Alzner believes a good data driven company emphasises more on end-to-end collaboration of all business departments and transparency. According to him, the most valuable use cases are those which use data from multiple departments. Because, if data just resides in silos, its true potential can never be realised. This may sound trivial, but Alzner considers this a big challenge for enterprises. “With tools like a use case library or a data catalog you are able to get great transparency and new data scientists are quickly able to get an overview of what is going on. Otherwise, the same idea will come up a hundred times. At Porsche, we just anchored the learnings of the last few years and deeply integrated the data driven principles in our company strategy 2030,” he said.
When asked about the AI hype, Alzner said deep learning has been applied to almost every use case for a while now, often unsuccessfully. However, in the future, more differentiated use of the methods will stand out. “It was shown that rule engines are often good enough and deep learning is not needed in lots of cases. I don’t know which domain will come out on top, but I believe we will finally see autonomous vehicles on the road in the next few years,” said Alzner.

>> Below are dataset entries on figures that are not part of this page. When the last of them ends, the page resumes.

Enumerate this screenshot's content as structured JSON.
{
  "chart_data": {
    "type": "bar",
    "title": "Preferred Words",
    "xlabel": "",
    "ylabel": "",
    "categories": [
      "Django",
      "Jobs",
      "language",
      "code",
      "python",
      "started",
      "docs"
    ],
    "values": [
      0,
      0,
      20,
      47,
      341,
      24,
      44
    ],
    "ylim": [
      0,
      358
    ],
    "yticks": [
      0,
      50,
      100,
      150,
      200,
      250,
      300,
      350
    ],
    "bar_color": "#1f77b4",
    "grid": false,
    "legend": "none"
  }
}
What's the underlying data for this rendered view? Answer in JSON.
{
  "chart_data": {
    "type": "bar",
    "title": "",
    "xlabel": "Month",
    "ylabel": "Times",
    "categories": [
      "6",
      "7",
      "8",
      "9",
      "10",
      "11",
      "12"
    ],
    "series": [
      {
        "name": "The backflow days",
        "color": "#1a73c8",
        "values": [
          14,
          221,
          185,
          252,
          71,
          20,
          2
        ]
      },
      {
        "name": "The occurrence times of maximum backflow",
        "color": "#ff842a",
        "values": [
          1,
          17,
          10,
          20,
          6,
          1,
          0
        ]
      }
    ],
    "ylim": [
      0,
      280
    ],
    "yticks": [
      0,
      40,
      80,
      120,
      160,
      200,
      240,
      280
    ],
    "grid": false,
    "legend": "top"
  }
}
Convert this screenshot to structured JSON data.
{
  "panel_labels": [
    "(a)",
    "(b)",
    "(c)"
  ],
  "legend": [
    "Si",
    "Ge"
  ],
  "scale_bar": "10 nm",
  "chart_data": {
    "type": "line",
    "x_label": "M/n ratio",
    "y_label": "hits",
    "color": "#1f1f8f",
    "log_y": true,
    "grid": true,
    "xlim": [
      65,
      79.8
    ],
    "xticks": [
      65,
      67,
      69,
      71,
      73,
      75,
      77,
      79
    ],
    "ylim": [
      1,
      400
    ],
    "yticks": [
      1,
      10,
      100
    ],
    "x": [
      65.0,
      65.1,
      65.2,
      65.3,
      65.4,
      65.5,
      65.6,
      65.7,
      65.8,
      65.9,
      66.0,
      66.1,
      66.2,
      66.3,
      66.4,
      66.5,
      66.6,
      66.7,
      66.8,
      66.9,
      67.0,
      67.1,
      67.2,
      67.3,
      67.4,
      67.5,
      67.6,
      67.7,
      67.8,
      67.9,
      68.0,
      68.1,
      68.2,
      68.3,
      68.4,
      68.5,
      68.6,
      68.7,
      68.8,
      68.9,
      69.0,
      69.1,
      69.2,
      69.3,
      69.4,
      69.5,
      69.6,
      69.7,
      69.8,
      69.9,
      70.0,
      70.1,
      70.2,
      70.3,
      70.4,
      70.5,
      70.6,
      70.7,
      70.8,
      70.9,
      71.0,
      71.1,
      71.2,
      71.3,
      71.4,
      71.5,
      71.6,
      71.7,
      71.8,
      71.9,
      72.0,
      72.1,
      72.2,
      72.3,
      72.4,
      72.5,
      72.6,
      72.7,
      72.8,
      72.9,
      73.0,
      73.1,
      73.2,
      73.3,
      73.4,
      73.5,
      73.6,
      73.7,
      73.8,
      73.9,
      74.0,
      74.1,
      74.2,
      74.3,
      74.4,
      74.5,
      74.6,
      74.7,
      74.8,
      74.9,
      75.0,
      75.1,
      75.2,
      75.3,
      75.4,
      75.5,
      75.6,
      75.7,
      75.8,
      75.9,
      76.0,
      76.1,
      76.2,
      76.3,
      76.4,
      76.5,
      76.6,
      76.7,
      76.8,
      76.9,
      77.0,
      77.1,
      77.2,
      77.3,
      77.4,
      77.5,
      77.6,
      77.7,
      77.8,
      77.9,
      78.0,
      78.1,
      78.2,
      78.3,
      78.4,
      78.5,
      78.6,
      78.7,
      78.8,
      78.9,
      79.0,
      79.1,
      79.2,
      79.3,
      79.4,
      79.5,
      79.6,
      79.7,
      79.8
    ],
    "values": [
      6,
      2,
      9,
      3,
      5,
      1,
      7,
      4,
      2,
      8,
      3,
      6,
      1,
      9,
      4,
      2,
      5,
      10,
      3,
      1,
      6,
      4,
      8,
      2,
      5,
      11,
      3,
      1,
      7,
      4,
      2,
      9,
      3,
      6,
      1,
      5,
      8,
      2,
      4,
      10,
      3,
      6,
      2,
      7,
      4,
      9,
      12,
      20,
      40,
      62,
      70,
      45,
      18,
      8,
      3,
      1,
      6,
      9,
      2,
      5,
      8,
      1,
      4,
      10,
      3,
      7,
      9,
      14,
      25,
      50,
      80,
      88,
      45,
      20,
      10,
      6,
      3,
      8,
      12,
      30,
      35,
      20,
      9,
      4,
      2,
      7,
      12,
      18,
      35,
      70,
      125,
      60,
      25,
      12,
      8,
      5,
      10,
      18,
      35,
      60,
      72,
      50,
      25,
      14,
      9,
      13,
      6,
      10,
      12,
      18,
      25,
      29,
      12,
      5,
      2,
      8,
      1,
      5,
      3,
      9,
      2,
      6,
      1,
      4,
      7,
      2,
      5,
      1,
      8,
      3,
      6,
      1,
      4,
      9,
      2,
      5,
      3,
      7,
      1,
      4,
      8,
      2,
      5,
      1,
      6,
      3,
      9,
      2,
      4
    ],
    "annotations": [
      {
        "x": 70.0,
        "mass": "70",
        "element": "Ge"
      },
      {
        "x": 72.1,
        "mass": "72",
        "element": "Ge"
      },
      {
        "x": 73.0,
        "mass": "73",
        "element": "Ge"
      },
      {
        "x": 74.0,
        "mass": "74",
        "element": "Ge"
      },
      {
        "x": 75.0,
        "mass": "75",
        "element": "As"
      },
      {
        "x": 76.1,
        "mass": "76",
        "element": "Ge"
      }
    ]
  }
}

We asked Alzner about his go-to data science reading resources and he picked KDnuggets.com and hackernoon.com. He feels beginners will find them handy. Further, for those aspiring to get into data science and related fields, Alzner suggests it’s important to take the long view and spend time on understanding the contours of data science, but not at the expense of pursuing the specialisation one is passionate about. For a data scientist, knowing the algorithms or the BI tools won’t suffice. They should be aware of factors, which might appear extrinsic on the surface. For example, Alzner stressed on the importance of knowing GDPR if one wants to work in the EU countries.